Violet had the opportunity to spend time with Danielle and Jacque, which was great for all of them. While in Kakamega, we played baseball at a couple of new schools. One was a large girls boarding school where we spent a very nice visit in the principal's office. Jacque declared that this was a girls' school and by God the women were going to run this clinic. This was fine with me, as I wandered over to the fence beyond the playing field, where students were coming and going. Within minutes, there was a large group there chatting and asking questions and telling me about student life.
This anecdote is not to demean the message that these adventurous women volunteers delivered to the young people we saw. The message was delivered with passion, kindness, dignity and strength and was extremely well-received. But given the kind of friendships that form between the participants in one of these trips, and the ribbing that goes on, I have to share this. After the baseball clinic at the girls school, Jacque was giving a pep talk to the assembled 100 or so girls. Just as she got to the part about how girls could do anything, she took a step back and tripped over the equipment bag, tumbling ass over teakettle. The girls were startled, but Danielle and I were convulsing with laughter.
We traveled out to Masai Mara for a couple days of rest and game drives. We stayed at a ridiculously nice tent camp, like something out of Queen of the Nile. I felt it was too nice but the women were glad for it.
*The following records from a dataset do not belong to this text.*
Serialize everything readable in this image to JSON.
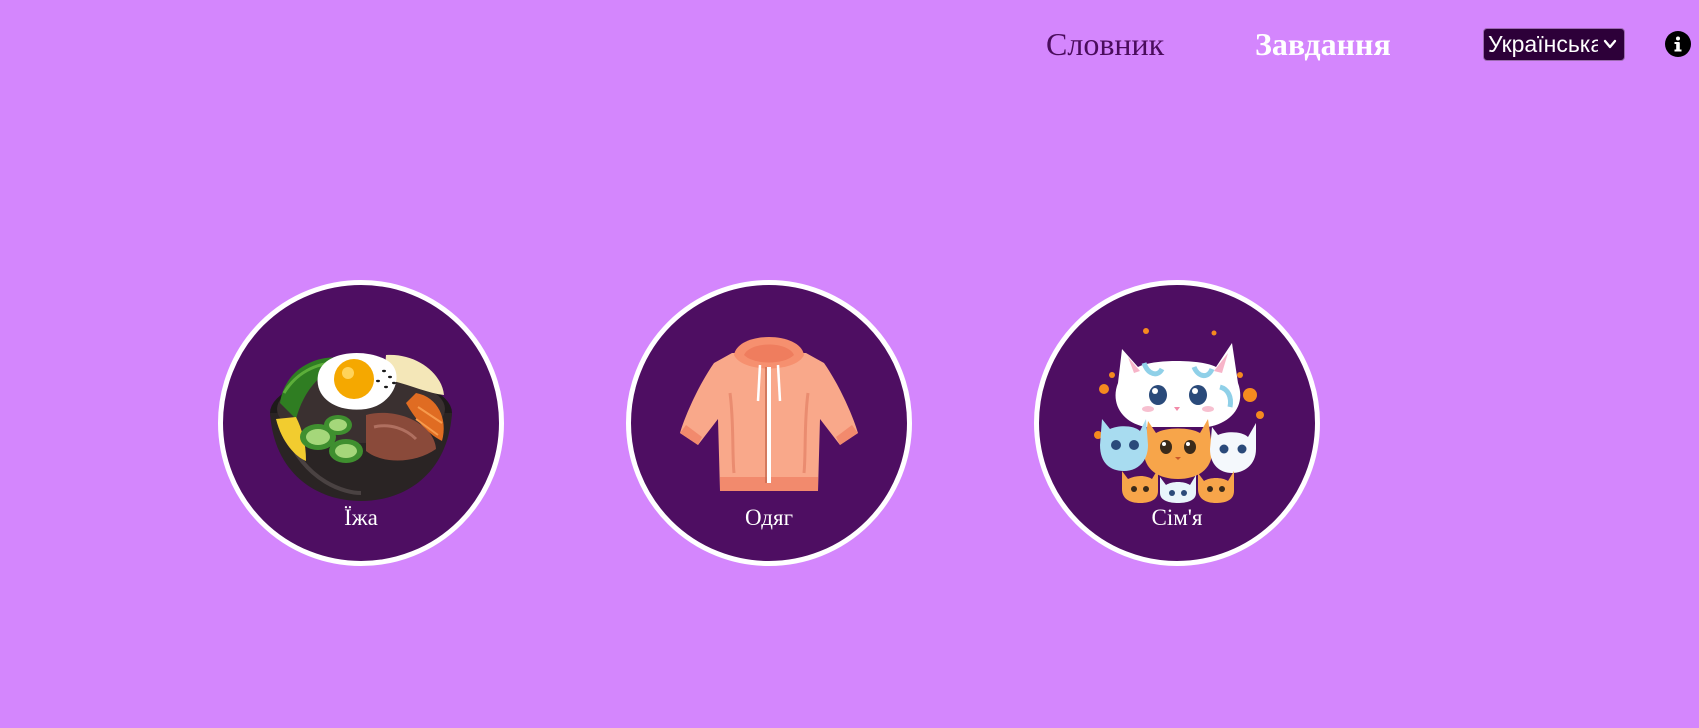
{
  "nav": {
    "dictionary": "Словник",
    "tasks": "Завдання",
    "active": "tasks"
  },
  "language": {
    "selected": "Українська",
    "icon": "chevron-down-icon"
  },
  "info": {
    "icon": "info-icon"
  },
  "categories": [
    {
      "label": "Їжа",
      "icon": "bibimbap-bowl-icon"
    },
    {
      "label": "Одяг",
      "icon": "hoodie-icon"
    },
    {
      "label": "Сім'я",
      "icon": "cat-family-icon"
    }
  ],
  "colors": {
    "background": "#d486fd",
    "circle": "#4e0e62",
    "circle_border": "#ffffff",
    "nav_inactive": "#4a0c5c",
    "nav_active": "#ffffff",
    "select_bg": "#2d0039"
  }
}
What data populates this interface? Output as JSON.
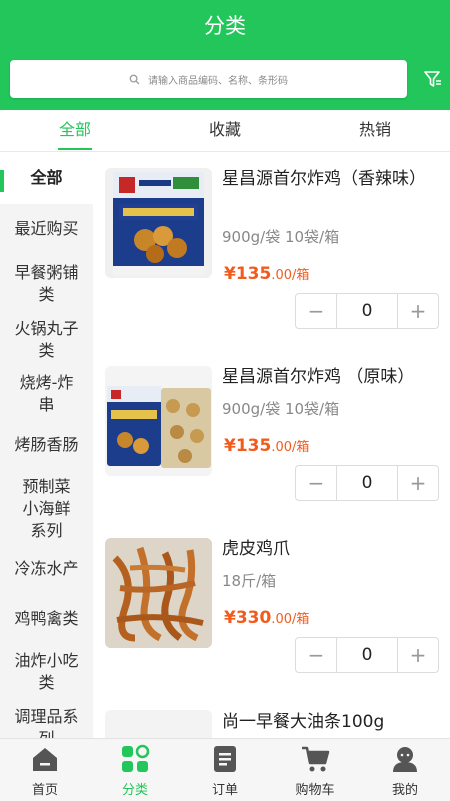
{
  "header": {
    "title": "分类",
    "search_placeholder": "请输入商品编码、名称、条形码",
    "filter_icon": "filter-icon"
  },
  "tabs": [
    {
      "label": "全部",
      "active": true
    },
    {
      "label": "收藏",
      "active": false
    },
    {
      "label": "热销",
      "active": false
    }
  ],
  "sidebar": {
    "active_index": 0,
    "items": [
      {
        "label": "全部"
      },
      {
        "label": "最近购买"
      },
      {
        "label": "早餐粥铺类"
      },
      {
        "label": "火锅丸子类"
      },
      {
        "label": "烧烤-炸串"
      },
      {
        "label": "烤肠香肠"
      },
      {
        "label": "预制菜小海鲜系列"
      },
      {
        "label": "冷冻水产"
      },
      {
        "label": "鸡鸭禽类"
      },
      {
        "label": "油炸小吃类"
      },
      {
        "label": "调理品系列"
      }
    ]
  },
  "products": [
    {
      "name": "星昌源首尔炸鸡（香辣味）",
      "spec": "900g/袋 10袋/箱",
      "currency": "¥",
      "price": "135",
      "price_decimal": ".00",
      "unit": "/箱",
      "qty": "0",
      "image": "chicken-bag-image"
    },
    {
      "name": "星昌源首尔炸鸡 （原味）",
      "spec": "900g/袋 10袋/箱",
      "currency": "¥",
      "price": "135",
      "price_decimal": ".00",
      "unit": "/箱",
      "qty": "0",
      "image": "chicken-bags-image"
    },
    {
      "name": "虎皮鸡爪",
      "spec": "18斤/箱",
      "currency": "¥",
      "price": "330",
      "price_decimal": ".00",
      "unit": "/箱",
      "qty": "0",
      "image": "chicken-feet-image"
    },
    {
      "name": "尚一早餐大油条100g",
      "image": "fried-dough-image"
    }
  ],
  "stepper": {
    "minus": "−",
    "plus": "+"
  },
  "bottom_nav": [
    {
      "label": "首页",
      "icon": "home-icon",
      "active": false
    },
    {
      "label": "分类",
      "icon": "category-icon",
      "active": true
    },
    {
      "label": "订单",
      "icon": "order-icon",
      "active": false
    },
    {
      "label": "购物车",
      "icon": "cart-icon",
      "active": false
    },
    {
      "label": "我的",
      "icon": "profile-icon",
      "active": false
    }
  ],
  "colors": {
    "brand": "#22c65b",
    "price": "#f25b1c"
  }
}
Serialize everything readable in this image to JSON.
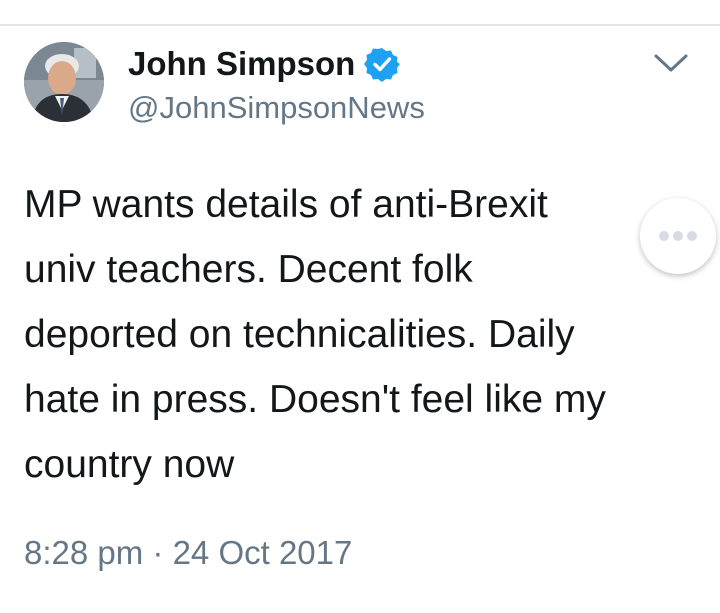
{
  "author": {
    "display_name": "John Simpson",
    "handle": "@JohnSimpsonNews",
    "verified": true
  },
  "tweet": {
    "text": "MP wants details of anti-Brexit\nuniv teachers. Decent folk\ndeported on technicalities. Daily\nhate in press. Doesn't feel like my\ncountry now",
    "timestamp": "8:28 pm · 24 Oct 2017"
  },
  "icons": {
    "verified": "verified-badge-icon",
    "menu": "chevron-down-icon",
    "more": "more-options-icon"
  },
  "colors": {
    "verified_blue": "#1da1f2",
    "secondary_text": "#657786",
    "primary_text": "#14171a"
  }
}
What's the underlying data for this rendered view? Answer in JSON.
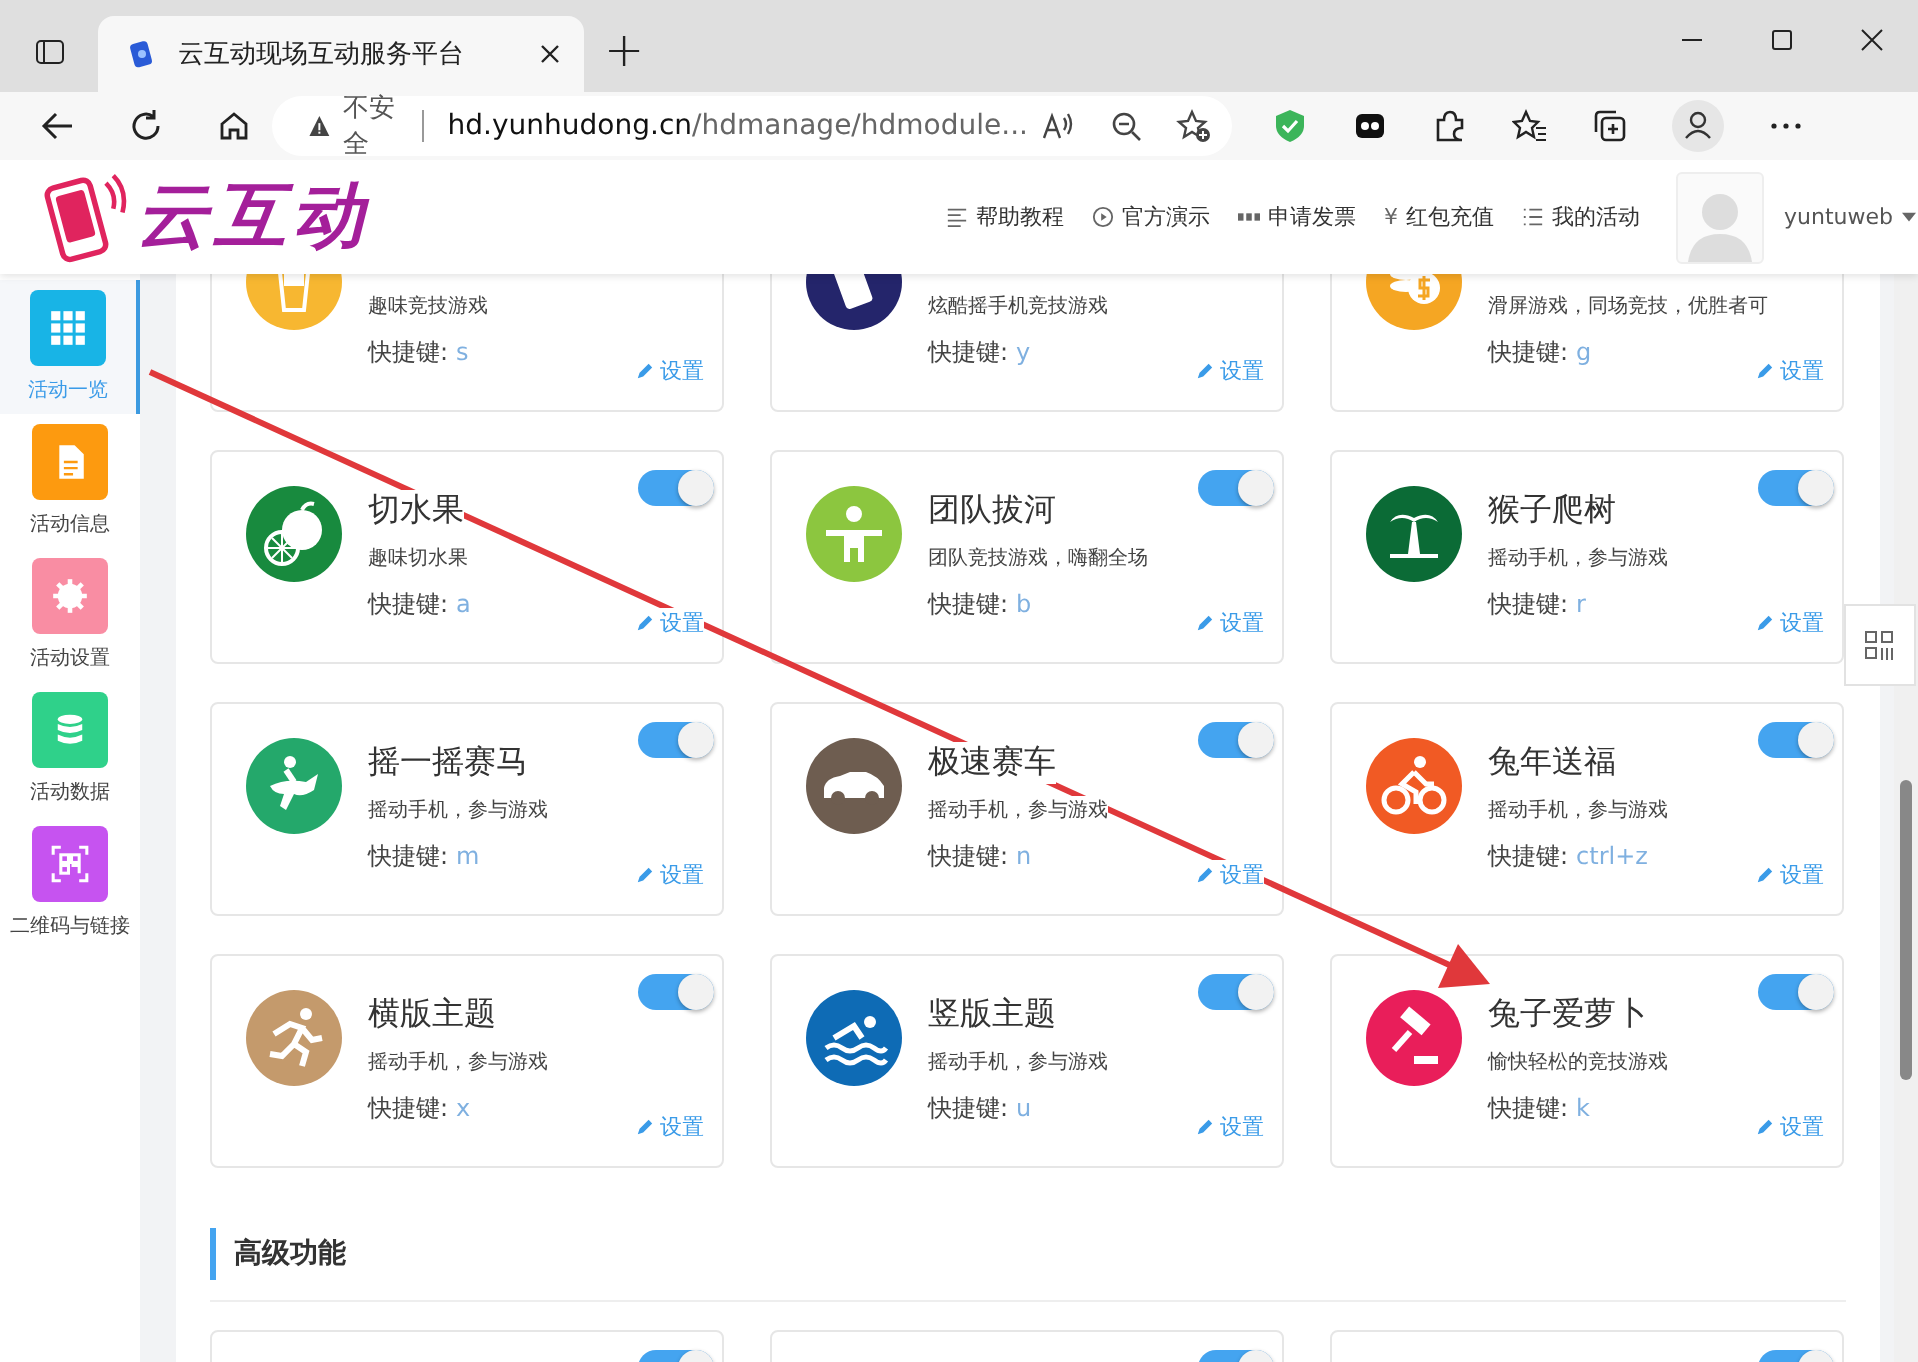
{
  "browser": {
    "tab_title": "云互动现场互动服务平台",
    "new_tab": "+",
    "security": "不安全",
    "url_domain": "hd.yunhudong.cn",
    "url_path": "/hdmanage/hdmodule..."
  },
  "header": {
    "logo": "云互动",
    "nav": [
      {
        "label": "帮助教程"
      },
      {
        "label": "官方演示"
      },
      {
        "label": "申请发票"
      },
      {
        "label": "红包充值",
        "symbol": "¥"
      },
      {
        "label": "我的活动"
      }
    ],
    "username": "yuntuweb"
  },
  "sidebar": {
    "items": [
      {
        "label": "活动一览",
        "selected": true,
        "color": "#18b4e6"
      },
      {
        "label": "活动信息",
        "selected": false,
        "color": "#fd9a0f"
      },
      {
        "label": "活动设置",
        "selected": false,
        "color": "#f98da3"
      },
      {
        "label": "活动数据",
        "selected": false,
        "color": "#2fd18a"
      },
      {
        "label": "二维码与链接",
        "selected": false,
        "color": "#c653f0"
      }
    ]
  },
  "cards": [
    {
      "description": "趣味竞技游戏",
      "shortcut_label": "快捷键:",
      "shortcut": "s",
      "settings": "设置",
      "color": "#f7b731"
    },
    {
      "description": "炫酷摇手机竞技游戏",
      "shortcut_label": "快捷键:",
      "shortcut": "y",
      "settings": "设置",
      "color": "#24256b"
    },
    {
      "description": "滑屏游戏，同场竞技，优胜者可",
      "shortcut_label": "快捷键:",
      "shortcut": "g",
      "settings": "设置",
      "color": "#f5a623"
    },
    {
      "title": "切水果",
      "description": "趣味切水果",
      "shortcut_label": "快捷键:",
      "shortcut": "a",
      "settings": "设置",
      "on": true,
      "color": "#188a3e"
    },
    {
      "title": "团队拔河",
      "description": "团队竞技游戏，嗨翻全场",
      "shortcut_label": "快捷键:",
      "shortcut": "b",
      "settings": "设置",
      "on": true,
      "color": "#8cc63f"
    },
    {
      "title": "猴子爬树",
      "description": "摇动手机，参与游戏",
      "shortcut_label": "快捷键:",
      "shortcut": "r",
      "settings": "设置",
      "on": true,
      "color": "#0b6b36"
    },
    {
      "title": "摇一摇赛马",
      "description": "摇动手机，参与游戏",
      "shortcut_label": "快捷键:",
      "shortcut": "m",
      "settings": "设置",
      "on": true,
      "color": "#24a86b"
    },
    {
      "title": "极速赛车",
      "description": "摇动手机，参与游戏",
      "shortcut_label": "快捷键:",
      "shortcut": "n",
      "settings": "设置",
      "on": true,
      "color": "#6e5d50"
    },
    {
      "title": "兔年送福",
      "description": "摇动手机，参与游戏",
      "shortcut_label": "快捷键:",
      "shortcut": "ctrl+z",
      "settings": "设置",
      "on": true,
      "color": "#f15a24"
    },
    {
      "title": "横版主题",
      "description": "摇动手机，参与游戏",
      "shortcut_label": "快捷键:",
      "shortcut": "x",
      "settings": "设置",
      "on": true,
      "color": "#c49a6c"
    },
    {
      "title": "竖版主题",
      "description": "摇动手机，参与游戏",
      "shortcut_label": "快捷键:",
      "shortcut": "u",
      "settings": "设置",
      "on": true,
      "color": "#0e6bb5"
    },
    {
      "title": "兔子爱萝卜",
      "description": "愉快轻松的竞技游戏",
      "shortcut_label": "快捷键:",
      "shortcut": "k",
      "settings": "设置",
      "on": true,
      "color": "#e91e5a"
    }
  ],
  "section": {
    "title": "高级功能",
    "cards": [
      {
        "on": true
      },
      {
        "on": true
      },
      {
        "on": true
      }
    ]
  }
}
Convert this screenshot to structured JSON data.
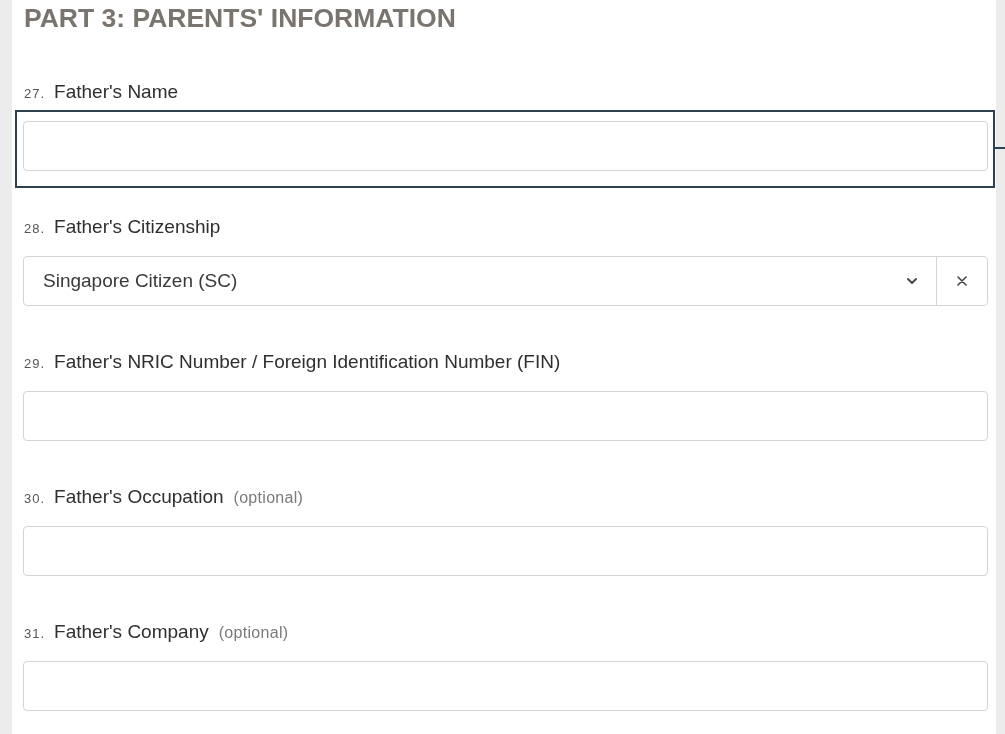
{
  "section_title": "PART 3: PARENTS' INFORMATION",
  "fields": [
    {
      "kind": "text",
      "number": "27.",
      "label": "Father's Name",
      "highlighted": true
    },
    {
      "kind": "select",
      "number": "28.",
      "label": "Father's Citizenship",
      "value": "Singapore Citizen (SC)",
      "highlighted": false
    },
    {
      "kind": "text",
      "number": "29.",
      "label": "Father's NRIC Number / Foreign Identification Number (FIN)",
      "highlighted": false
    },
    {
      "kind": "text",
      "number": "30.",
      "label": "Father's Occupation",
      "optional": "(optional)",
      "highlighted": false
    },
    {
      "kind": "text",
      "number": "31.",
      "label": "Father's Company",
      "optional": "(optional)",
      "highlighted": false
    }
  ]
}
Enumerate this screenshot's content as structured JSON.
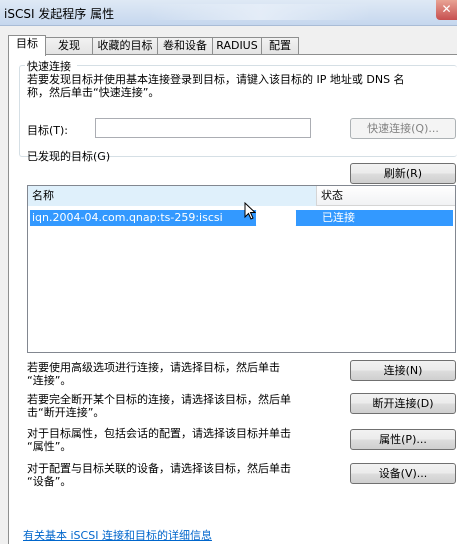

Jacque had been battling pneumonia prior to the trip, and unfortunately it came back by the time we reached Masai Mara. I was worried about her when we left Kakamega and traveled back through Kisumu. Against my better judgment I did not insist that she go to Aga Khan Hosptial. By the time she was really sick, we were in the middle of nowhere. Amazingly, there was a medical clinic with a doctor on duty at a resort not far from our tent camp. Lesson learned, if I think one of our volunteers needs medical attention before we head for the bush, I will insist on getting it.
The safari was amazing, as usual. The highlight was seeing a leopard in a tree, of which we enjoyed a great and undisturbed view for nearly half an hour.
Travel home was uneventful. Jacque and Danielle made a beeline for the spa at the Frankfurt airport.